Je suis très reconnaissant à Dieu pour ce pape. C’est une bouffée d’espérance qui m’a donné personnellement ce désir de repartir, de recommencer. Cette joie que je vois chez ces personnes, grâce à lui, est un bel encouragement, cette joie que je vois chez mes paroissiens, chez toutes ces personnes qui viennent se confesser parce que le pape a dit que Dieu est miséricordieux. Mais je pense qu’il nous faut attendre encore un peu pour mieux le connaître et comprendre quel est son vrai « style ». D’un point de vue liturgique aussi…
Votre livre précédent parlait de « l’unité dans la pensée liturgique de Joseph Ratzinger ». Voyez-vous des éléments de continuité entre les deux papes, notamment sur le plan liturgique?

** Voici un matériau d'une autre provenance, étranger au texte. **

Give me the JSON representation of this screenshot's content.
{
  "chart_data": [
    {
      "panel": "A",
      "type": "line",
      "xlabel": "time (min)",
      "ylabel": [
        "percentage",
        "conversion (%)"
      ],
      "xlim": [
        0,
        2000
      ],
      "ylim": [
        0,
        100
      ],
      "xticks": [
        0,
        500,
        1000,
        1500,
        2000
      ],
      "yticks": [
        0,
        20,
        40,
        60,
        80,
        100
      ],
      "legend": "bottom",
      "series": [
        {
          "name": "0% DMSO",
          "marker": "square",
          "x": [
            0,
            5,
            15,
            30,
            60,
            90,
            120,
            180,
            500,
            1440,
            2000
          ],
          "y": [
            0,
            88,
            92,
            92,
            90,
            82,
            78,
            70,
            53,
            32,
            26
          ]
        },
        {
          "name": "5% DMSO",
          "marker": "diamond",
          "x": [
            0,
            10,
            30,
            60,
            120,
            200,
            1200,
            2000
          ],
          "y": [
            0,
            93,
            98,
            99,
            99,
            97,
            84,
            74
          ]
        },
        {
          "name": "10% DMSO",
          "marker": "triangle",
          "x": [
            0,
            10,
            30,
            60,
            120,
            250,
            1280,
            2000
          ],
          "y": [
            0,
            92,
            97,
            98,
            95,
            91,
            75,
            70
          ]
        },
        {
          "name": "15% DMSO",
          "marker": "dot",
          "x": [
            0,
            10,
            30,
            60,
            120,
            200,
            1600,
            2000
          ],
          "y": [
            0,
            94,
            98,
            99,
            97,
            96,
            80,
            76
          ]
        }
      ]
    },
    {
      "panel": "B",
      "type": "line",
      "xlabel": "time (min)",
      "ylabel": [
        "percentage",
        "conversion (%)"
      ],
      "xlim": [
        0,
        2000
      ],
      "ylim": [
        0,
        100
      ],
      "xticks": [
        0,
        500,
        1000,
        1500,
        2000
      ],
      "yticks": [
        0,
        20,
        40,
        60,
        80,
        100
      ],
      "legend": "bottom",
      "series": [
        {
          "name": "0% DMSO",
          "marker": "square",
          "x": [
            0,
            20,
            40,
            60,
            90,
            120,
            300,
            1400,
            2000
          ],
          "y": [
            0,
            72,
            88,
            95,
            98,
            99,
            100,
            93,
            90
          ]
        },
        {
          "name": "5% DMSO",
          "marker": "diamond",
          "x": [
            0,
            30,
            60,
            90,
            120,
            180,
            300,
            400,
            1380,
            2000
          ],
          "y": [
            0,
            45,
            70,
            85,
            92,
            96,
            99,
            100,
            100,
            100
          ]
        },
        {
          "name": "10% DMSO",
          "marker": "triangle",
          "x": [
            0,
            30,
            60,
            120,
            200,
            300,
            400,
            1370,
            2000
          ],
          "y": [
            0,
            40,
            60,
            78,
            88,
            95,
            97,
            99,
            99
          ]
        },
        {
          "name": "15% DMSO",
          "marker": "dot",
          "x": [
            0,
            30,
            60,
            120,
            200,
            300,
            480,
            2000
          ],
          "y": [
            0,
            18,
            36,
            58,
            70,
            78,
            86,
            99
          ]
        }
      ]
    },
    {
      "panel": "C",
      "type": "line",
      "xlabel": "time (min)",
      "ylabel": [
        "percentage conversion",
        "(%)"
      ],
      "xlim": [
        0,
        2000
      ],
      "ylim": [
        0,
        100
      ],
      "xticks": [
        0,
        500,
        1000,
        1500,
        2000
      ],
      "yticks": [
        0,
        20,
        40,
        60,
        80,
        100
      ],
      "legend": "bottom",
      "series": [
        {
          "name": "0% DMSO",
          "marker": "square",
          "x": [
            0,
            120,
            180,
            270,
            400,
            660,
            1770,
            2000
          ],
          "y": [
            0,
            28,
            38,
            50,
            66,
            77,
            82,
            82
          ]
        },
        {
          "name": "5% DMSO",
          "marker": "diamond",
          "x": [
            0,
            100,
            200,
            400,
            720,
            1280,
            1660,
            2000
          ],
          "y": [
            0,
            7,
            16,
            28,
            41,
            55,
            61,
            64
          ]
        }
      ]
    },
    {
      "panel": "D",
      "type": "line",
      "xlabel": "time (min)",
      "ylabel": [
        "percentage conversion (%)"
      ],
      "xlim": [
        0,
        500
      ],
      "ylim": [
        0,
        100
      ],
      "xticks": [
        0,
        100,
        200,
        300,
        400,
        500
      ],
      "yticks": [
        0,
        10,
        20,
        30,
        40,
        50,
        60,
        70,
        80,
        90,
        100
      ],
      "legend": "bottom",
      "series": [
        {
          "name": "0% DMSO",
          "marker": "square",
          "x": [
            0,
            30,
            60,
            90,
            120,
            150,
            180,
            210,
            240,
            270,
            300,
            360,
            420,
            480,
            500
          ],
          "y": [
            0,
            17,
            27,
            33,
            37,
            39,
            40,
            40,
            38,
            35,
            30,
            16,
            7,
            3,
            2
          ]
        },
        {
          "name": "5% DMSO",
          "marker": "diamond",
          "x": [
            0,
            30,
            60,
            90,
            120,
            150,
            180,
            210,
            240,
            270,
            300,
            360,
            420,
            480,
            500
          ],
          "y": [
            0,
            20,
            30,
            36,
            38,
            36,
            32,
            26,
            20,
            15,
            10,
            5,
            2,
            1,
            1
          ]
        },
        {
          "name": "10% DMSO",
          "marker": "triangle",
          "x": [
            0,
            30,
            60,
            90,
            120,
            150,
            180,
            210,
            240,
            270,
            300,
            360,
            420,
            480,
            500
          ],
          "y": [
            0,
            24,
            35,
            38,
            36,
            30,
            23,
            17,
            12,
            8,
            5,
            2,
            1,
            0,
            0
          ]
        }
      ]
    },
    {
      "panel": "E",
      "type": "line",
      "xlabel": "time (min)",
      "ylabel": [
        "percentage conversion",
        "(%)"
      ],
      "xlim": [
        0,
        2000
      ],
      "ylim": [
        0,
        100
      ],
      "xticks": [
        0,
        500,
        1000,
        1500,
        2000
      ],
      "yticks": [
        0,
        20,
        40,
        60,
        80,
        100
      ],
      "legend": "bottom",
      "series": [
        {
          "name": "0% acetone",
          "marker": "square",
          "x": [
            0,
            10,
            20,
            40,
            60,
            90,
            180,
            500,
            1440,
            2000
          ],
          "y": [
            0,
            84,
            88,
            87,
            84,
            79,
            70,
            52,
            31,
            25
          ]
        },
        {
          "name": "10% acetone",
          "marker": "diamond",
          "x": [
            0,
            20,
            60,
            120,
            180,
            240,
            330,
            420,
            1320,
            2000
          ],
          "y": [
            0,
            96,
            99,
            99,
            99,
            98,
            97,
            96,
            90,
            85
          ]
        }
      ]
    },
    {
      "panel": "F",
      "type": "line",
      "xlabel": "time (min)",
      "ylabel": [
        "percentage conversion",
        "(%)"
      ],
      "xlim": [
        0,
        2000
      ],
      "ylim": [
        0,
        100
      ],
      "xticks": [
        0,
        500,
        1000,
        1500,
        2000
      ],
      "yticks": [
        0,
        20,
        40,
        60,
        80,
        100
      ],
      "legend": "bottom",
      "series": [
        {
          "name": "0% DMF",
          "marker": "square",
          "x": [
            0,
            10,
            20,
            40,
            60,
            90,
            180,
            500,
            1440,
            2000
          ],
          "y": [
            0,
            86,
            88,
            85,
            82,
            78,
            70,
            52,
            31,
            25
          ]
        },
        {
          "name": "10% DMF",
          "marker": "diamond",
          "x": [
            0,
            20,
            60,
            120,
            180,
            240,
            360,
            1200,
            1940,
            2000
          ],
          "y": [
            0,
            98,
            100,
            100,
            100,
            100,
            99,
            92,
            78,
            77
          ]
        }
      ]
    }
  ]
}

Ce que nous a laissé la liturgie de Ratzinger, n’est pas une modalité, mais un équilibre. Benoît XVI a ouvert une fenêtre vers certains aspects, comme par exemple la dimension eschatologique de l’Eucharistie, ce « ciel qui s’ouvre », ou le concept de l’orientation, c’est-à-dire combien il est important de prier tournés vers l’Est. Mais aussi le crucifix sur l’autel, le latin et ainsi de suite. La grandeur de Ratzinger, a été de nous éclairer sur l’importance des aspects traditionnels, sans prétendre devoir y revenir, mais pour en découvrir seulement la valeur afin de les utiliser dans les formes actuelles. Le pape François rapporte tout ce que son prédécesseur avait introduit à une dimension de simplicité. Mais une chose n’empêche pas l’autre. Il faut sortir de cette vision dualiste de la liturgie: ou réformiste ou traditionnaliste. La liturgie est vaste, c’est d’ailleurs toute sa beauté, et nous devrions être en mesure de lire la beauté de la simplicité liturgique que nous donne le pape Bergoglio, sans penser qu’elle est forcément à l’opposé de celle qui nous est offerte par Benoît XVI. Au contraire, je pense vraiment que le grand enseignement de Benoît XVI, bien qu’on dise qu’il soit traditionnaliste, nous a préparé à accueillir la simplicité du pape François.
Dans votre livre, vous parlez beaucoup de la souffrance de l’homme d’aujourd’hui, faute d’une déchristianisation et d’une foi en crise. Quelle réponse donnez-vous dans votre livre ?
La réponse est : il faut revenir à l’Eucharistie, qui est le cœur de notre foi, source et fin de notre « être » chrétiens. Au fond, nous sommes appelés à être une Eucharistie vivante, à être des hommes et des femmes capables de se couper en quatre pour les autres. Donc, nous devons recommencer à découvrir cette nourriture spirituelle. C’est en vivant l’Eucharistie que nous vivons. Ce n’est pas une chose en plus qui pourrait aider, mais la première exigence du chrétien aujourd’hui, en plus d’un don parmi ceux que le Seigneur nous a laissés et que nous devons vivre jusqu’au bout, autrement nous ne vivons pas notre baptême, mais vivons « brisés à l’intérieur de nous ».